ISLAMABAD, Pakistan: The government plans to set up two more liquefied energy gas (LNG) terminals in its concerted bid to use this fuel being imported from Qatar to overcome gas shortages and significantly increase power generation.
These two planned terminals of LNG would be established at the coasts of Sindh and Makran (Gwadar), sources in the Ministry of Petroleum told APP on Monday.
It may be mentioned that LNG is considered 50 percent cheaper as compared to diesel in power generation.

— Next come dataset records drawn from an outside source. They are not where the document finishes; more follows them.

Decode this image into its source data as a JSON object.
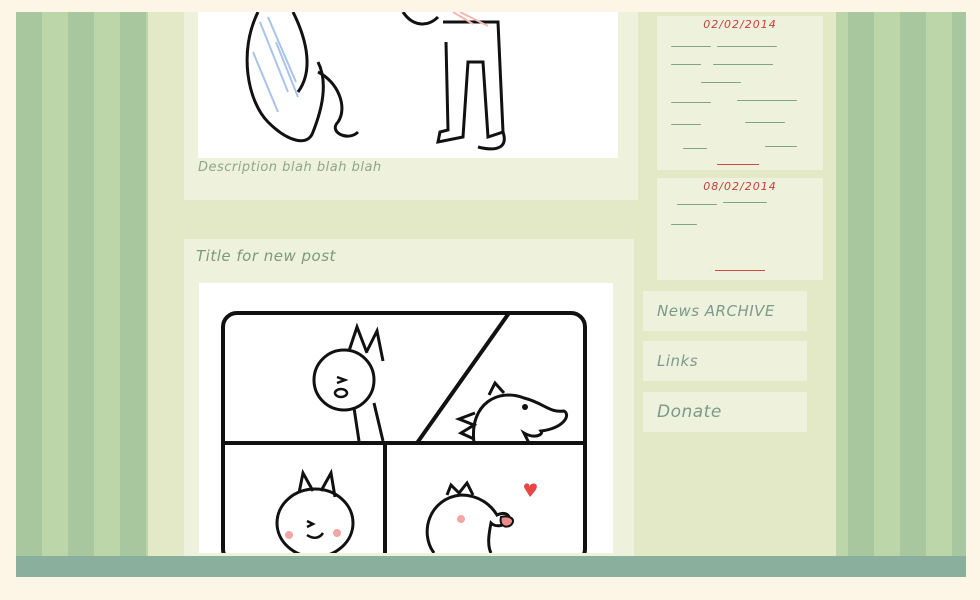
{
  "posts": [
    {
      "description": "Description blah blah blah"
    },
    {
      "title": "Title for new post"
    }
  ],
  "news": [
    {
      "date": "02/02/2014"
    },
    {
      "date": "08/02/2014"
    }
  ],
  "nav": {
    "news_archive": "News ARCHIVE",
    "links": "Links",
    "donate": "Donate"
  },
  "colors": {
    "page_background": "#fdf6e6",
    "stripe_light": "#bdd6a9",
    "stripe_dark": "#a9c79f",
    "content_background": "#e3e8c6",
    "panel_background": "#eef1dc",
    "date_red": "#c2403e",
    "footer_bar": "#8aaf9c"
  }
}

The government recently signed a deal to import the commodity from Qatar.
“Another two LNG terminals will be established in Sindh and Gwadar and once they complete, the country’s gas shortage will be overcome,” official sources told APP.

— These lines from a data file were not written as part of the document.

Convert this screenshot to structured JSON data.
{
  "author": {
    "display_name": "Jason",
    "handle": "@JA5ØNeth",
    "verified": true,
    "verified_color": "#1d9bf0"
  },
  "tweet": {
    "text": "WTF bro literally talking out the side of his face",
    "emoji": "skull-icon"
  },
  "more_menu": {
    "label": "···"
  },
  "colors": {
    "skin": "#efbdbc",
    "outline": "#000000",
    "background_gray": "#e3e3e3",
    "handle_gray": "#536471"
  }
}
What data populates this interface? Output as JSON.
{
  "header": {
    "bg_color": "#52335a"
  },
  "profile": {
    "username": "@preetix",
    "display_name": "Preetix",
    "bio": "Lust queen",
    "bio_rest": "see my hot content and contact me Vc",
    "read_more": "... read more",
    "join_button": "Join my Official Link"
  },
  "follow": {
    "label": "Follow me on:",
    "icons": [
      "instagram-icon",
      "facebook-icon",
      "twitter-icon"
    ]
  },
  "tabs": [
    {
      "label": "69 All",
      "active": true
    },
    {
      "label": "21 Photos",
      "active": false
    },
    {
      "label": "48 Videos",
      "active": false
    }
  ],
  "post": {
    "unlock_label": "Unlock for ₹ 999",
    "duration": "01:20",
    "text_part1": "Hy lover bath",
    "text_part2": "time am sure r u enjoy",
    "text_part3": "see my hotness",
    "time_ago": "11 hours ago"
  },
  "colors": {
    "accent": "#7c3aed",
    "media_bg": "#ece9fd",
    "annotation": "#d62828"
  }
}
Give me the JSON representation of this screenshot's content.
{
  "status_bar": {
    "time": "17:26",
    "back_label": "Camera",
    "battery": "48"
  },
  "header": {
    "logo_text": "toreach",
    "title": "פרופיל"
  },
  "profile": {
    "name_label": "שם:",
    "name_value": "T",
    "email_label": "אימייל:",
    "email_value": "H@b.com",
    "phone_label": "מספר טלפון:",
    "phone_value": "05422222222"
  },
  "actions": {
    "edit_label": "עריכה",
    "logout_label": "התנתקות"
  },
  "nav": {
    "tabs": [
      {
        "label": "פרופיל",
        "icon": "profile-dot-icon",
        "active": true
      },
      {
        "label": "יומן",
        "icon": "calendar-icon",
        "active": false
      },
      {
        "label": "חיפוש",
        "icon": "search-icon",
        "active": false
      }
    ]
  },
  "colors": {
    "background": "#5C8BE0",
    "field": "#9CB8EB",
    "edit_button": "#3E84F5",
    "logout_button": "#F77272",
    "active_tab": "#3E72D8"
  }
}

Last year in March, the country’s first LNG terminal was built in the shortest period of 11 months, through which around 200 mmcfd (million cubic feet per day) LNG was being pumped into the national system to meet the existing energy demand.
Commenting on the fast-track completion of the first terminal, they said it had been completed in 335 days at a cost of $135 million, which was a record in world’s history.

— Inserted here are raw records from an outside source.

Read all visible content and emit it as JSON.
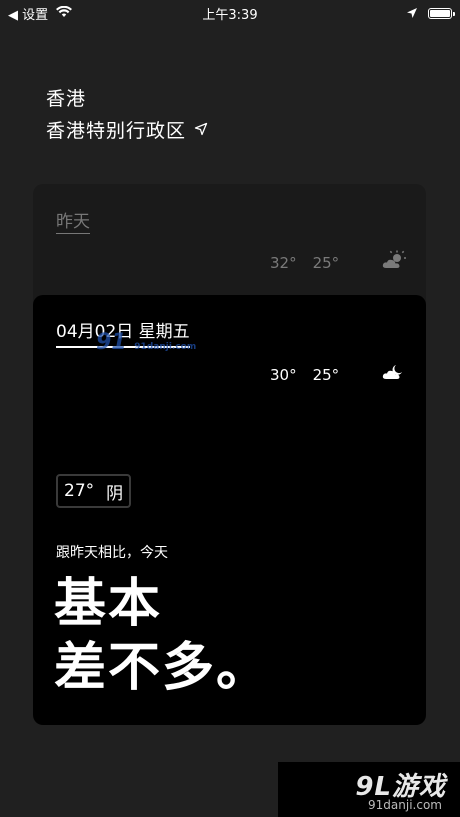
{
  "status_bar": {
    "back_app": "◀ 设置",
    "time": "上午3:39"
  },
  "location": {
    "city": "香港",
    "region": "香港特别行政区"
  },
  "yesterday": {
    "label": "昨天",
    "high": "32°",
    "low": "25°",
    "icon": "partly-sunny-icon"
  },
  "today": {
    "date": "04月02日 星期五",
    "high": "30°",
    "low": "25°",
    "icon": "partly-cloudy-icon",
    "current_temp": "27°",
    "condition": "阴",
    "compare_text": "跟昨天相比，今天",
    "summary_line1": "基本",
    "summary_line2": "差不多。"
  },
  "watermark": {
    "text": "91",
    "url": "91danji.com"
  },
  "logo": {
    "text": "9L游戏",
    "url": "91danji.com"
  },
  "colors": {
    "background": "#202020",
    "card_yesterday": "#1a1a1a",
    "card_today": "#000000"
  }
}
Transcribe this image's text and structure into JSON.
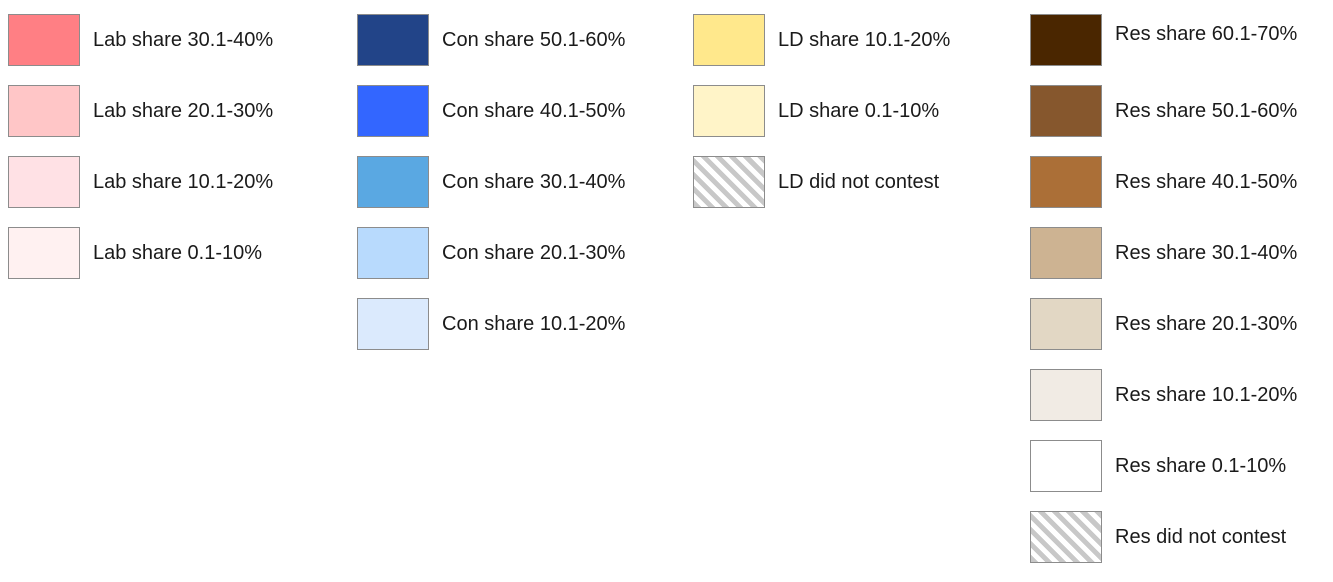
{
  "legend": {
    "lab": [
      {
        "label": "Lab share 30.1-40%",
        "color": "#ff7f84"
      },
      {
        "label": "Lab share 20.1-30%",
        "color": "#ffc6c7"
      },
      {
        "label": "Lab share 10.1-20%",
        "color": "#ffe1e5"
      },
      {
        "label": "Lab share 0.1-10%",
        "color": "#fff1f1"
      }
    ],
    "con": [
      {
        "label": "Con share 50.1-60%",
        "color": "#224488"
      },
      {
        "label": "Con share 40.1-50%",
        "color": "#3366ff"
      },
      {
        "label": "Con share 30.1-40%",
        "color": "#5aa8e2"
      },
      {
        "label": "Con share 20.1-30%",
        "color": "#b8dafd"
      },
      {
        "label": "Con share 10.1-20%",
        "color": "#dbeafd"
      }
    ],
    "ld": [
      {
        "label": "LD share 10.1-20%",
        "color": "#ffe88c"
      },
      {
        "label": "LD share 0.1-10%",
        "color": "#fff4c8"
      },
      {
        "label": "LD did not contest",
        "pattern": "hatched"
      }
    ],
    "res": [
      {
        "label": "Res share 60.1-70%",
        "color": "#4a2600"
      },
      {
        "label": "Res share 50.1-60%",
        "color": "#86572d"
      },
      {
        "label": "Res share 40.1-50%",
        "color": "#ab6f37"
      },
      {
        "label": "Res share 30.1-40%",
        "color": "#cdb392"
      },
      {
        "label": "Res share 20.1-30%",
        "color": "#e2d7c4"
      },
      {
        "label": "Res share 10.1-20%",
        "color": "#f1ebe4"
      },
      {
        "label": "Res share 0.1-10%",
        "color": "#ffffff"
      },
      {
        "label": "Res did not contest",
        "pattern": "hatched"
      }
    ]
  }
}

Normally, a terminal takes around three to four years to complete and become operational, but it was to the credit of the present government that the country’s first LNG terminal was completed in just 11 months.
The sources termed the planned establishment of terminals a ‘milestone’ in history of the country and expressed confidence that with the import of LNG, there would be a significant decrease in electricity load-shedding as special focus was being given to overcome the power shortage.
New LNG power plants, the sources said, were being established, because LNG was 50 percent cheaper as compared to the diesel power generation plants, and it would save over Rs 100 billion annually.
They said importing LNG at the price of 4.78 dollars per mmbtu was the cheapest of its kind in South Asia. Besides it would help meet the country’s energy needs by 25 per cent.
The sources said the settled price was 13.37 percent of the brent and was cheaper than the gas to be imported through Iran-Pakistan and Turkmenistan-Afghanistan-Pakistan-India (TAPI) gas pipeline projects. LNG would be cheaper even than Pakistan’s indigenous gas, they added.